Eingliederung vor Rente - was heisst das?

Grundsatz "Eingliederung vor Rente". Demnach gehen Eingliederungsmassnahmen den Rentenleistungen vor. Diese werden nur erbracht, wenn die versicherte Person nicht oder bloss in ungenügendem Masse eingegliedert werden kann. Für die Abklärungspflicht der IV-Stelle bedeutet dies, dass sie zuerst prüfen muss, ob Eingliederungsmassnahmen angezeigt sind, bevor der Rentenanspruch untersucht wird (Urteil 9C_163/2009 vom 10. September 2010 E. 4.1 mit Hinweisen, in: SVR 2011 IV Nr. 30 S. 86; URS MÜLLER, Das Verwaltungsverfahren in der Invalidenversicherung, 2010, S. 193 Rz. 1033).
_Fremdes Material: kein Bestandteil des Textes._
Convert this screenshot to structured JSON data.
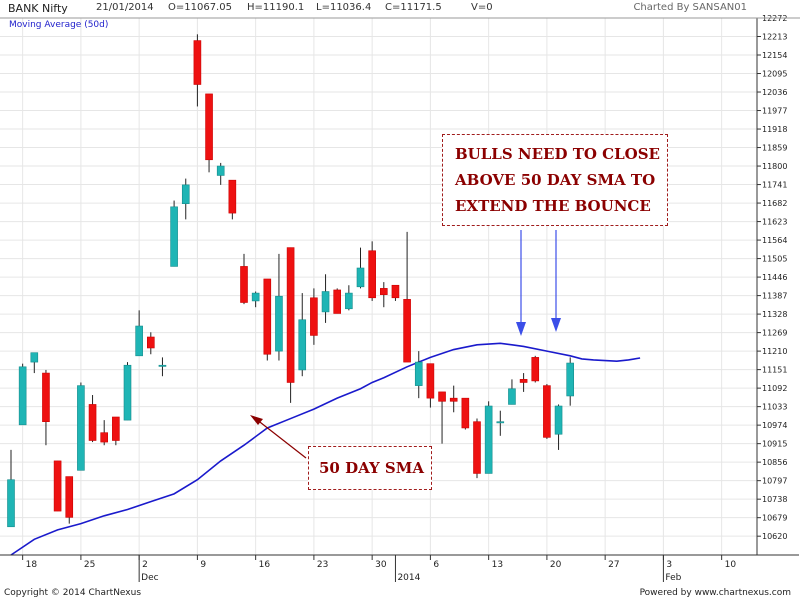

Dies gilt nicht nur bei der erstmaligen Prüfung eines Leistungsgesuchs, sondern auch im Revisionsfall (BGE 108 V 210 E. 1d S. 213 f.; Urteile 9C_283/2016 vom 5. Dezember 2016 E. 4.2.1; 9C_228/2010 vom 16. April 2011 E. 3.1, 3.3 und 3.4 mit Hinweisen, in: SVR 2011 IV Nr. 73 S. 220).

 

Die IV-Stelle prüft sowohl bei einer erstmaligen Anmeldung als auch bei einer Herabsetzung oder Streichung der Rente, die Wiedereingliederung der versicherten Person in den Arbeitsmarkt.

Bei einer Herabsetzung geschieht es leider sehr oft, dass die versicherte Person aufgrund des noch vorhandenen Beschwerdebildes nicht in der Lage ist, sich in den Arbeitsmarkt einzugliedern. Diese Menschen landen dann sehr häufig in der Sozialhilfe. Dies ist für die Betroffenen stigmatisierend.